Failsworth born and bred Betty is a regular attendee at the over 60s club in Lord Lane and still makes greetings cards for fellow members.

It seems incredible to contemplate that the then Betty Seaman, one of six children born to coalminer Tom and Alice in the long-gone Fir Street, was 20 years old at the outbreak of the Second World War.

Aged 21, she and husband Joseph, married at St John’s Church in Failsworth in 1941, but two months after their nuptials, he was off to fight in North Africa, Italy, Sicily and the Middle East in the Scottish Regiment.

“I didn’t see him for four years,” she told The Oldham Times. “When he came home, it was very emotional. I’ve still got a big suitcase full of his letters.

“He arrived back from the war in the middle of the night, and was sitting on his kitbag outside the house waiting until morning because he didn’t want to wake us up.

“When a local bobby approached him and asked him what he was doing, the policeman knocked us up.
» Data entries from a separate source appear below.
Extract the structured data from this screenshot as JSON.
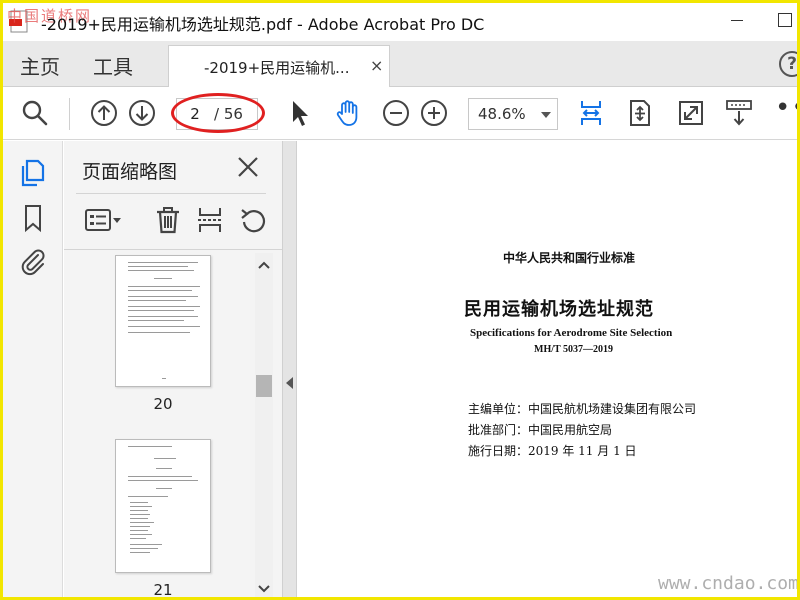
{
  "window": {
    "title": "-2019+民用运输机场选址规范.pdf - Adobe Acrobat Pro DC"
  },
  "watermark": {
    "top_left": "中国道桥网",
    "bottom_right": "www.cndao.com"
  },
  "tabs": {
    "home": "主页",
    "tools": "工具",
    "document": "-2019+民用运输机...",
    "document_close": "×"
  },
  "toolbar": {
    "current_page": "2",
    "total_pages": "/ 56",
    "zoom": "48.6%",
    "highlight_color": "#e02020",
    "accent_color": "#1473e6"
  },
  "left_rail": {
    "icons": [
      "page-thumbnails-icon",
      "bookmark-icon",
      "attachment-icon"
    ]
  },
  "thumbnail_panel": {
    "title": "页面缩略图",
    "thumbnails": [
      {
        "label": "20"
      },
      {
        "label": "21"
      }
    ]
  },
  "document": {
    "header": "中华人民共和国行业标准",
    "title": "民用运输机场选址规范",
    "title_en": "Specifications for Aerodrome Site Selection",
    "code": "MH/T 5037—2019",
    "compiling_unit": "主编单位：中国民航机场建设集团有限公司",
    "approver": "批准部门：中国民用航空局",
    "effective_date": "施行日期：2019 年 11 月 1 日"
  }
}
It was wonderful to see him, again.”

Betty and Joseph, who later worked as a travelling salesman, were thereafter married for 65 years until the death of her husband, aged 85 in 2005.

“My married years were wonderful,” said Betty, who attends the Church of the Holy Family in Lord Lane, twice a week.

Betty, who has survived her now departed four brothers and sister, has no magic formula for longevity.

“I have never smoked,” he added. “But I am not teetotal - I enjoy the odd glass of wine.”

Betty worked at the electrical engineering company in Oldham, Ferranti, for 34 years and later at Littlewoods.